Phil Urso won’t remember this, but many years ago—nearly half a century, in fact—I heard him playing in a small club in Washington, DC, and was so impressed that I approached him after the gig and said he sounded to me like Zoot Sims. I made his day then, and now I’d like to give it another try. Urso and trumpeter Carl Saunders have joined forces to sculpt this warmhearted tribute to the incomparable but self-impaled Chet Baker, and although Phil no longer sounds like Zoot, and Carl sounds nothing at all like Chet, they have cooked up one of the most appetizing albums of the year, one that also marks a spectacular debut for Graham Carter’s new Jazzed Media label.
Unlike others who were obliged to appreciate Baker’s artistry from afar, Urso co-led the Chet Baker/Phil Urso Quintet in 1955-56, and he was a natural choice to assume a leading role in this magical salute.
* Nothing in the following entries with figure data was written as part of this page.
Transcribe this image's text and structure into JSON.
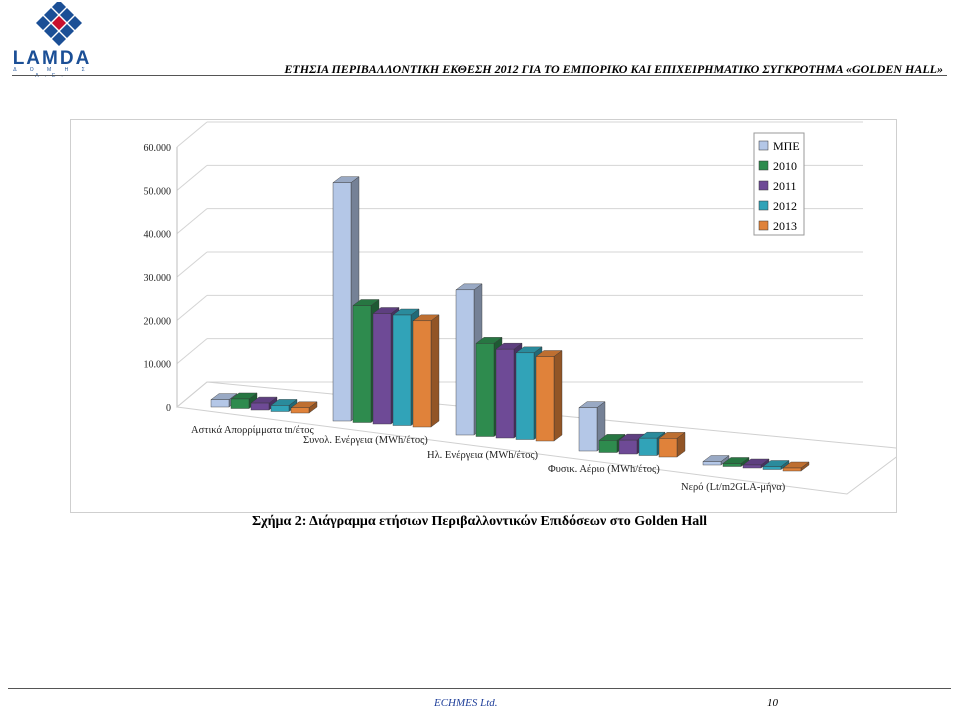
{
  "header": {
    "logo_text": "LAMDA",
    "logo_subtext": "Δ Ο Μ Η Σ Α.Ε.",
    "title": "ΕΤΗΣΙΑ ΠΕΡΙΒΑΛΛΟΝΤΙΚΗ ΕΚΘΕΣΗ 2012 ΓΙΑ ΤΟ ΕΜΠΟΡΙΚΟ ΚΑΙ ΕΠΙΧΕΙΡΗΜΑΤΙΚΟ ΣΥΓΚΡΟΤΗΜΑ «GOLDEN HALL»",
    "brand_color": "#1b4f96",
    "accent_color": "#c8102e"
  },
  "chart_data": {
    "type": "bar",
    "title": "",
    "xlabel": "",
    "ylabel": "",
    "ylim": [
      0,
      60000
    ],
    "yticks": [
      "0",
      "10.000",
      "20.000",
      "30.000",
      "40.000",
      "50.000",
      "60.000"
    ],
    "grid": true,
    "legend_position": "top-right",
    "categories": [
      "Αστικά Απορρίμματα tn/έτος",
      "Συνολ. Ενέργεια (MWh/έτος)",
      "Ηλ. Ενέργεια (MWh/έτος)",
      "Φυσικ. Αέριο (MWh/έτος)",
      "Νερό (Lt/m2GLA-μήνα)"
    ],
    "series": [
      {
        "name": "ΜΠΕ",
        "color": "#b4c7e7",
        "values": [
          1700,
          55000,
          33500,
          10000,
          800
        ]
      },
      {
        "name": "2010",
        "color": "#2e8b4e",
        "values": [
          2200,
          27000,
          21500,
          2800,
          700
        ]
      },
      {
        "name": "2011",
        "color": "#6e4a96",
        "values": [
          1600,
          25500,
          20500,
          3200,
          650
        ]
      },
      {
        "name": "2012",
        "color": "#31a3b8",
        "values": [
          1400,
          25500,
          20000,
          4000,
          600
        ]
      },
      {
        "name": "2013",
        "color": "#e0823a",
        "values": [
          1200,
          24500,
          19500,
          4300,
          620
        ]
      }
    ]
  },
  "caption": "Σχήμα 2: Διάγραμμα ετήσιων Περιβαλλοντικών Επιδόσεων στο Golden Hall",
  "footer": {
    "company": "ECHMES Ltd.",
    "page": "10"
  }
}
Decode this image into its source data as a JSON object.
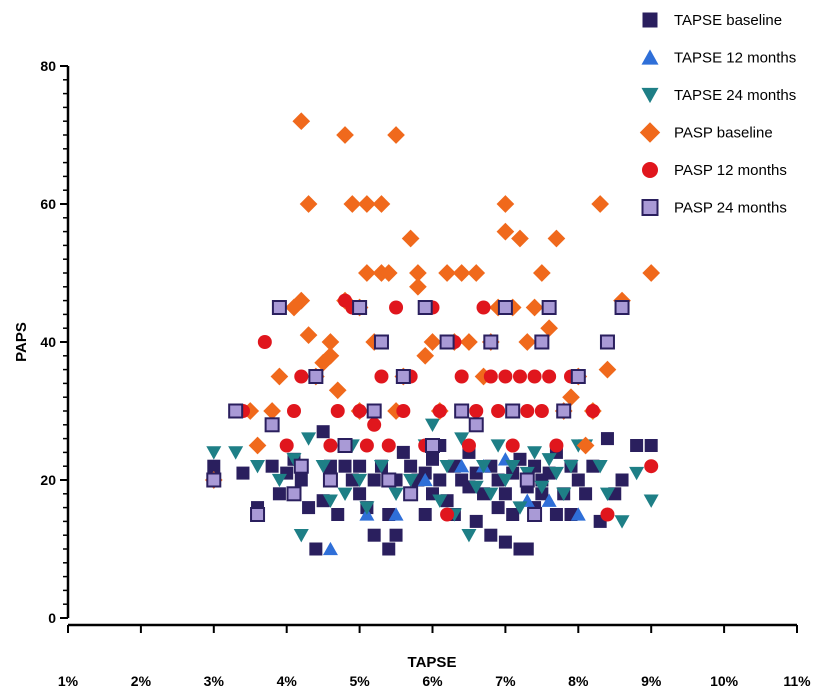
{
  "chart_data": {
    "type": "scatter",
    "title": "",
    "xlabel": "TAPSE",
    "ylabel": "PAPS",
    "xlim": [
      1,
      11
    ],
    "ylim": [
      0,
      80
    ],
    "x_tick_labels": [
      "1%",
      "2%",
      "3%",
      "4%",
      "5%",
      "6%",
      "7%",
      "8%",
      "9%",
      "10%",
      "11%"
    ],
    "y_tick_labels": [
      "0",
      "20",
      "40",
      "60",
      "80"
    ],
    "legend_position": "top-right",
    "grid": false,
    "series": [
      {
        "name": "TAPSE baseline",
        "marker": "square",
        "color": "#2a1f5e",
        "points": [
          [
            3.0,
            22
          ],
          [
            3.0,
            20
          ],
          [
            3.4,
            21
          ],
          [
            3.6,
            16
          ],
          [
            3.8,
            22
          ],
          [
            3.9,
            18
          ],
          [
            4.0,
            21
          ],
          [
            4.1,
            23
          ],
          [
            4.2,
            20
          ],
          [
            4.3,
            16
          ],
          [
            4.4,
            10
          ],
          [
            4.5,
            17
          ],
          [
            4.5,
            27
          ],
          [
            4.6,
            22
          ],
          [
            4.7,
            15
          ],
          [
            4.8,
            22
          ],
          [
            4.9,
            20
          ],
          [
            5.0,
            22
          ],
          [
            5.0,
            18
          ],
          [
            5.1,
            16
          ],
          [
            5.2,
            12
          ],
          [
            5.2,
            20
          ],
          [
            5.3,
            22
          ],
          [
            5.4,
            10
          ],
          [
            5.4,
            15
          ],
          [
            5.5,
            12
          ],
          [
            5.5,
            20
          ],
          [
            5.6,
            24
          ],
          [
            5.7,
            18
          ],
          [
            5.7,
            22
          ],
          [
            5.8,
            20
          ],
          [
            5.9,
            15
          ],
          [
            5.9,
            21
          ],
          [
            6.0,
            18
          ],
          [
            6.0,
            23
          ],
          [
            6.1,
            20
          ],
          [
            6.1,
            25
          ],
          [
            6.2,
            17
          ],
          [
            6.3,
            22
          ],
          [
            6.3,
            15
          ],
          [
            6.4,
            20
          ],
          [
            6.5,
            19
          ],
          [
            6.5,
            24
          ],
          [
            6.6,
            21
          ],
          [
            6.6,
            14
          ],
          [
            6.7,
            18
          ],
          [
            6.8,
            22
          ],
          [
            6.8,
            12
          ],
          [
            6.9,
            16
          ],
          [
            6.9,
            20
          ],
          [
            7.0,
            18
          ],
          [
            7.0,
            11
          ],
          [
            7.1,
            21
          ],
          [
            7.1,
            15
          ],
          [
            7.2,
            10
          ],
          [
            7.2,
            23
          ],
          [
            7.3,
            19
          ],
          [
            7.3,
            10
          ],
          [
            7.4,
            22
          ],
          [
            7.4,
            16
          ],
          [
            7.5,
            20
          ],
          [
            7.5,
            18
          ],
          [
            7.6,
            21
          ],
          [
            7.7,
            15
          ],
          [
            7.7,
            24
          ],
          [
            7.8,
            18
          ],
          [
            7.9,
            15
          ],
          [
            7.9,
            22
          ],
          [
            8.0,
            20
          ],
          [
            8.1,
            18
          ],
          [
            8.2,
            22
          ],
          [
            8.3,
            14
          ],
          [
            8.4,
            26
          ],
          [
            8.5,
            18
          ],
          [
            8.6,
            20
          ],
          [
            8.8,
            25
          ],
          [
            9.0,
            25
          ]
        ]
      },
      {
        "name": "TAPSE 12 months",
        "marker": "triangle-up",
        "color": "#2f6fd8",
        "points": [
          [
            4.6,
            10
          ],
          [
            5.1,
            15
          ],
          [
            5.5,
            15
          ],
          [
            5.9,
            20
          ],
          [
            6.4,
            22
          ],
          [
            6.7,
            22
          ],
          [
            7.0,
            23
          ],
          [
            7.3,
            17
          ],
          [
            7.6,
            17
          ],
          [
            8.0,
            15
          ]
        ]
      },
      {
        "name": "TAPSE 24 months",
        "marker": "triangle-down",
        "color": "#1e7f86",
        "points": [
          [
            3.0,
            24
          ],
          [
            3.3,
            24
          ],
          [
            3.6,
            22
          ],
          [
            3.9,
            20
          ],
          [
            4.1,
            23
          ],
          [
            4.2,
            12
          ],
          [
            4.3,
            26
          ],
          [
            4.5,
            22
          ],
          [
            4.6,
            17
          ],
          [
            4.8,
            18
          ],
          [
            4.9,
            25
          ],
          [
            5.0,
            20
          ],
          [
            5.1,
            16
          ],
          [
            5.3,
            22
          ],
          [
            5.5,
            18
          ],
          [
            5.7,
            20
          ],
          [
            5.9,
            25
          ],
          [
            6.0,
            28
          ],
          [
            6.1,
            17
          ],
          [
            6.2,
            22
          ],
          [
            6.3,
            15
          ],
          [
            6.4,
            26
          ],
          [
            6.5,
            12
          ],
          [
            6.6,
            19
          ],
          [
            6.7,
            22
          ],
          [
            6.8,
            18
          ],
          [
            6.9,
            25
          ],
          [
            7.0,
            20
          ],
          [
            7.1,
            22
          ],
          [
            7.2,
            16
          ],
          [
            7.3,
            21
          ],
          [
            7.4,
            24
          ],
          [
            7.5,
            19
          ],
          [
            7.6,
            23
          ],
          [
            7.7,
            21
          ],
          [
            7.8,
            18
          ],
          [
            7.9,
            22
          ],
          [
            8.0,
            25
          ],
          [
            8.1,
            25
          ],
          [
            8.3,
            22
          ],
          [
            8.4,
            18
          ],
          [
            8.6,
            14
          ],
          [
            8.8,
            21
          ],
          [
            9.0,
            17
          ]
        ]
      },
      {
        "name": "PASP baseline",
        "marker": "diamond",
        "color": "#f0691c",
        "points": [
          [
            3.0,
            20
          ],
          [
            3.5,
            30
          ],
          [
            3.6,
            25
          ],
          [
            3.8,
            30
          ],
          [
            3.9,
            35
          ],
          [
            4.1,
            45
          ],
          [
            4.2,
            46
          ],
          [
            4.2,
            72
          ],
          [
            4.3,
            60
          ],
          [
            4.3,
            41
          ],
          [
            4.4,
            35
          ],
          [
            4.5,
            37
          ],
          [
            4.6,
            38
          ],
          [
            4.6,
            40
          ],
          [
            4.7,
            33
          ],
          [
            4.8,
            70
          ],
          [
            4.8,
            46
          ],
          [
            4.9,
            60
          ],
          [
            5.0,
            45
          ],
          [
            5.0,
            30
          ],
          [
            5.1,
            60
          ],
          [
            5.1,
            50
          ],
          [
            5.2,
            40
          ],
          [
            5.3,
            50
          ],
          [
            5.3,
            60
          ],
          [
            5.4,
            50
          ],
          [
            5.5,
            70
          ],
          [
            5.5,
            30
          ],
          [
            5.6,
            35
          ],
          [
            5.7,
            55
          ],
          [
            5.8,
            48
          ],
          [
            5.8,
            50
          ],
          [
            5.9,
            38
          ],
          [
            6.0,
            40
          ],
          [
            6.1,
            30
          ],
          [
            6.2,
            50
          ],
          [
            6.3,
            40
          ],
          [
            6.4,
            50
          ],
          [
            6.5,
            40
          ],
          [
            6.6,
            50
          ],
          [
            6.7,
            35
          ],
          [
            6.8,
            40
          ],
          [
            6.9,
            45
          ],
          [
            7.0,
            56
          ],
          [
            7.0,
            60
          ],
          [
            7.1,
            45
          ],
          [
            7.2,
            55
          ],
          [
            7.3,
            40
          ],
          [
            7.4,
            45
          ],
          [
            7.5,
            50
          ],
          [
            7.6,
            42
          ],
          [
            7.7,
            55
          ],
          [
            7.8,
            30
          ],
          [
            7.9,
            32
          ],
          [
            8.0,
            35
          ],
          [
            8.1,
            25
          ],
          [
            8.2,
            30
          ],
          [
            8.3,
            60
          ],
          [
            8.4,
            36
          ],
          [
            8.6,
            46
          ],
          [
            9.0,
            50
          ]
        ]
      },
      {
        "name": "PASP  12 months",
        "marker": "circle",
        "color": "#e0161d",
        "points": [
          [
            3.0,
            20
          ],
          [
            3.4,
            30
          ],
          [
            3.6,
            15
          ],
          [
            3.7,
            40
          ],
          [
            3.8,
            28
          ],
          [
            4.0,
            25
          ],
          [
            4.1,
            30
          ],
          [
            4.2,
            35
          ],
          [
            4.4,
            35
          ],
          [
            4.6,
            25
          ],
          [
            4.7,
            30
          ],
          [
            4.8,
            46
          ],
          [
            4.9,
            45
          ],
          [
            5.0,
            30
          ],
          [
            5.1,
            25
          ],
          [
            5.2,
            28
          ],
          [
            5.3,
            35
          ],
          [
            5.4,
            25
          ],
          [
            5.5,
            45
          ],
          [
            5.6,
            30
          ],
          [
            5.7,
            35
          ],
          [
            5.9,
            25
          ],
          [
            6.0,
            45
          ],
          [
            6.1,
            30
          ],
          [
            6.2,
            15
          ],
          [
            6.3,
            40
          ],
          [
            6.4,
            35
          ],
          [
            6.5,
            25
          ],
          [
            6.6,
            30
          ],
          [
            6.7,
            45
          ],
          [
            6.8,
            35
          ],
          [
            6.9,
            30
          ],
          [
            7.0,
            35
          ],
          [
            7.1,
            25
          ],
          [
            7.2,
            35
          ],
          [
            7.3,
            30
          ],
          [
            7.4,
            35
          ],
          [
            7.5,
            30
          ],
          [
            7.6,
            35
          ],
          [
            7.7,
            25
          ],
          [
            7.8,
            30
          ],
          [
            7.9,
            35
          ],
          [
            8.0,
            35
          ],
          [
            8.2,
            30
          ],
          [
            8.4,
            15
          ],
          [
            8.6,
            45
          ],
          [
            9.0,
            22
          ]
        ]
      },
      {
        "name": "PASP 24 months",
        "marker": "square",
        "color": "#a99ad6",
        "points": [
          [
            3.0,
            20
          ],
          [
            3.3,
            30
          ],
          [
            3.6,
            15
          ],
          [
            3.8,
            28
          ],
          [
            3.9,
            45
          ],
          [
            4.1,
            18
          ],
          [
            4.2,
            22
          ],
          [
            4.4,
            35
          ],
          [
            4.6,
            20
          ],
          [
            4.8,
            25
          ],
          [
            5.0,
            45
          ],
          [
            5.2,
            30
          ],
          [
            5.3,
            40
          ],
          [
            5.4,
            20
          ],
          [
            5.6,
            35
          ],
          [
            5.7,
            18
          ],
          [
            5.9,
            45
          ],
          [
            6.0,
            25
          ],
          [
            6.2,
            40
          ],
          [
            6.4,
            30
          ],
          [
            6.6,
            28
          ],
          [
            6.8,
            40
          ],
          [
            7.0,
            45
          ],
          [
            7.1,
            30
          ],
          [
            7.3,
            20
          ],
          [
            7.4,
            15
          ],
          [
            7.5,
            40
          ],
          [
            7.6,
            45
          ],
          [
            7.8,
            30
          ],
          [
            8.0,
            35
          ],
          [
            8.4,
            40
          ],
          [
            8.6,
            45
          ]
        ]
      }
    ]
  }
}
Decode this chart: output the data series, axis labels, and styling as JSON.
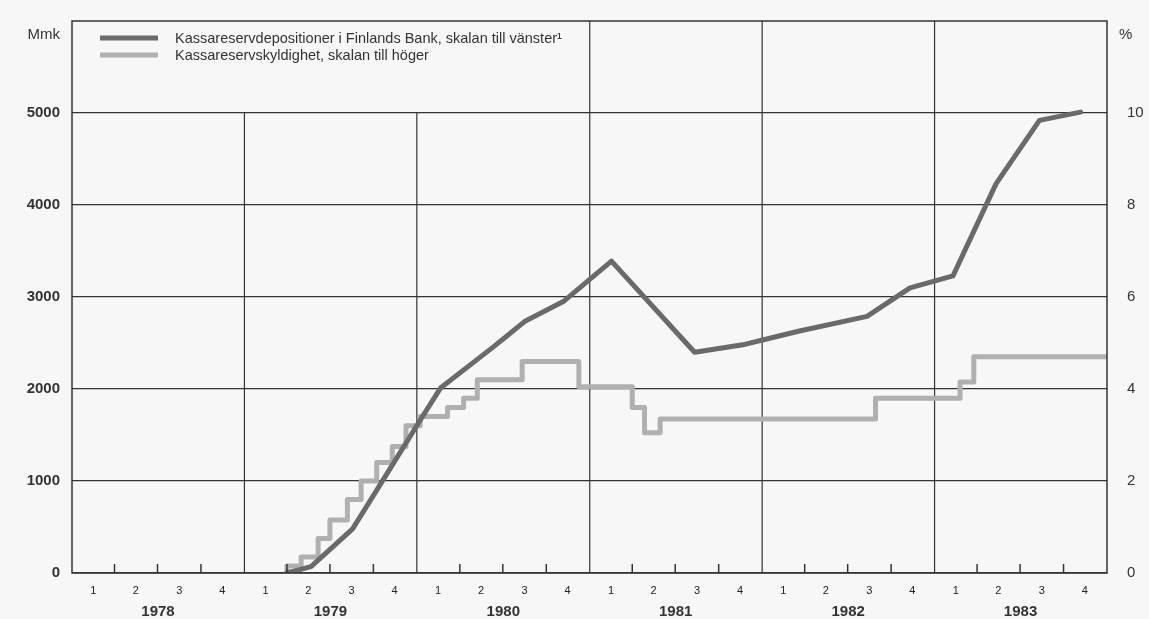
{
  "chart_data": {
    "type": "line",
    "ylabel": "Mmk",
    "y2label": "%",
    "xlim": [
      "1978-01-01",
      "1984-01-01"
    ],
    "xticks": [
      {
        "value": "1978-01-01",
        "label": null
      },
      {
        "value": "1978-07-02",
        "label": "1978"
      },
      {
        "value": "1979-01-01",
        "label": null
      },
      {
        "value": "1979-07-02",
        "label": "1979"
      },
      {
        "value": "1980-01-01",
        "label": null
      },
      {
        "value": "1980-07-02",
        "label": "1980"
      },
      {
        "value": "1981-01-01",
        "label": null
      },
      {
        "value": "1981-07-02",
        "label": "1981"
      },
      {
        "value": "1982-01-01",
        "label": null
      },
      {
        "value": "1982-07-02",
        "label": "1982"
      },
      {
        "value": "1983-01-01",
        "label": null
      },
      {
        "value": "1983-07-02",
        "label": "1983"
      },
      {
        "value": "1984-01-01",
        "label": null
      }
    ],
    "x2lim": [
      "1978-01-01",
      "1984-01-01"
    ],
    "x2ticks": [
      {
        "value": "1978-02-15",
        "label": "1"
      },
      {
        "value": "1978-04-01",
        "label": null
      },
      {
        "value": "1978-05-16",
        "label": "2"
      },
      {
        "value": "1978-07-01",
        "label": null
      },
      {
        "value": "1978-08-16",
        "label": "3"
      },
      {
        "value": "1978-10-01",
        "label": null
      },
      {
        "value": "1978-11-15",
        "label": "4"
      },
      {
        "value": "1979-02-15",
        "label": "1"
      },
      {
        "value": "1979-04-01",
        "label": null
      },
      {
        "value": "1979-05-16",
        "label": "2"
      },
      {
        "value": "1979-07-01",
        "label": null
      },
      {
        "value": "1979-08-16",
        "label": "3"
      },
      {
        "value": "1979-10-01",
        "label": null
      },
      {
        "value": "1979-11-15",
        "label": "4"
      },
      {
        "value": "1980-02-15",
        "label": "1"
      },
      {
        "value": "1980-04-01",
        "label": null
      },
      {
        "value": "1980-05-16",
        "label": "2"
      },
      {
        "value": "1980-07-01",
        "label": null
      },
      {
        "value": "1980-08-16",
        "label": "3"
      },
      {
        "value": "1980-10-01",
        "label": null
      },
      {
        "value": "1980-11-15",
        "label": "4"
      },
      {
        "value": "1981-02-15",
        "label": "1"
      },
      {
        "value": "1981-04-01",
        "label": null
      },
      {
        "value": "1981-05-16",
        "label": "2"
      },
      {
        "value": "1981-07-01",
        "label": null
      },
      {
        "value": "1981-08-16",
        "label": "3"
      },
      {
        "value": "1981-10-01",
        "label": null
      },
      {
        "value": "1981-11-15",
        "label": "4"
      },
      {
        "value": "1982-02-15",
        "label": "1"
      },
      {
        "value": "1982-04-01",
        "label": null
      },
      {
        "value": "1982-05-16",
        "label": "2"
      },
      {
        "value": "1982-07-01",
        "label": null
      },
      {
        "value": "1982-08-16",
        "label": "3"
      },
      {
        "value": "1982-10-01",
        "label": null
      },
      {
        "value": "1982-11-15",
        "label": "4"
      },
      {
        "value": "1983-02-15",
        "label": "1"
      },
      {
        "value": "1983-04-01",
        "label": null
      },
      {
        "value": "1983-05-16",
        "label": "2"
      },
      {
        "value": "1983-07-01",
        "label": null
      },
      {
        "value": "1983-08-16",
        "label": "3"
      },
      {
        "value": "1983-10-01",
        "label": null
      },
      {
        "value": "1983-11-15",
        "label": "4"
      }
    ],
    "ylim": [
      0,
      6000
    ],
    "yticks": [
      0,
      1000,
      2000,
      3000,
      4000,
      5000
    ],
    "y2lim": [
      0,
      12
    ],
    "y2ticks": [
      0,
      2,
      4,
      6,
      8,
      10
    ],
    "grid": true,
    "legend": "top left",
    "marker": "none",
    "line_style": "solid",
    "series": [
      {
        "name": "Kassareservdepositioner i Finlands Bank, skalan till vänster¹",
        "color": "#6a6a6a",
        "x": [
          "1979-04-01",
          "1979-05-22",
          "1979-08-18",
          "1979-10-19",
          "1980-01-08",
          "1980-02-20",
          "1980-06-09",
          "1980-08-18",
          "1980-11-06",
          "1981-02-16",
          "1981-08-11",
          "1981-11-21",
          "1982-03-21",
          "1982-08-11",
          "1982-11-10",
          "1983-02-09",
          "1983-05-11",
          "1983-08-11",
          "1983-11-06"
        ],
        "values": [
          0,
          70,
          480,
          990,
          1660,
          2010,
          2450,
          2740,
          2950,
          3390,
          2400,
          2480,
          2630,
          2790,
          3100,
          3230,
          4230,
          4920,
          5010
        ]
      },
      {
        "name": "Kassareservskyldighet, skalan till höger",
        "type": "step",
        "axis": "y2",
        "color": "#b0b0b0",
        "x": [
          "1979-04-01",
          "1979-05-01",
          "1979-06-06",
          "1979-07-01",
          "1979-08-07",
          "1979-09-05",
          "1979-10-08",
          "1979-11-10",
          "1979-12-09",
          "1980-01-08",
          "1980-03-06",
          "1980-04-09",
          "1980-05-08",
          "1980-08-11",
          "1980-12-09",
          "1981-04-01",
          "1981-04-27",
          "1981-05-30",
          "1982-08-29",
          "1983-02-24",
          "1983-03-25",
          "1983-04-23",
          "1984-01-01"
        ],
        "values": [
          0,
          0.15,
          0.35,
          0.75,
          1.15,
          1.6,
          2,
          2.4,
          2.75,
          3.2,
          3.4,
          3.6,
          3.8,
          4.2,
          4.6,
          4.05,
          3.6,
          3.05,
          3.35,
          3.8,
          4.15,
          4.7,
          4.7
        ]
      }
    ]
  }
}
Saunders—who plays as many notes in thirty seconds as Chet was likely to play in thirty minutes—seemed a less likely partner, but as it turns out, Carl honed his writing and playing skills as a young man by transcribing a number of Baker’s charts (including some by the Baker/Urso Quintet), was a long-time admirer of both men and eager to round out the group whose splendid rhythm section is comprised of blue-chip musicians from the Denver area, where Urso has lived for many years.
Although Urso, who’s remarkably bright-eyed and bushy-tailed in his seventy-eighth year, hadn’t recorded since 1986, there are few signs of rustiness as he quickly asserts himself on Al Haig’s boppish “Jumpin’ Off a Clef,” on which he trades unerring four- and two-bar licks with the mercurial Saunders. Urso’s tone and delivery have moved closer to Hank Mobley‘s, which isn’t a bad place to go, and he’s a masterful foil for Saunders whose dexterity and seemingly endless flow of eloquent phrases is nothing short of awesome. And to his further credit, Carl chooses not to sing on Chet‘s signature tune, “My Funny Valentine.”
Besides the songs already mentioned, the quintet enlivens two of Urso’s sparkling compositions (“Halema,” written for Chet’s then-wife, and “Way to Go”), two more by Hal Galper (“Mister B,” “This Is the Thing”), Jimmy Heath’s “For Minors Only,” Richard Carpenter’s “Baby Breeze,” Frank Signorelli/Miff Mole’s “Worryin’ the Life Out of Me” and Mobley’s descriptive “Funk in Deep Freeze” before closing, quite appropriately, with the gentle “Line for Lyons,” written by Baker’s mentor and alter ego, Gerry Mulligan. Each of the songs was recorded by Baker during his lengthy but spasmodic career.
For musicians who hadn’t even met before, let alone played together, Urso and Saunders bond immediately, creating a partnership that seems more long-lived than newly formed, as does their worry-free alliance with pianist Keith Waters, bassist Colin Grieg and drummer Paul Romaine. A superlative album by any measure. No doubt Chet would have been thrilled.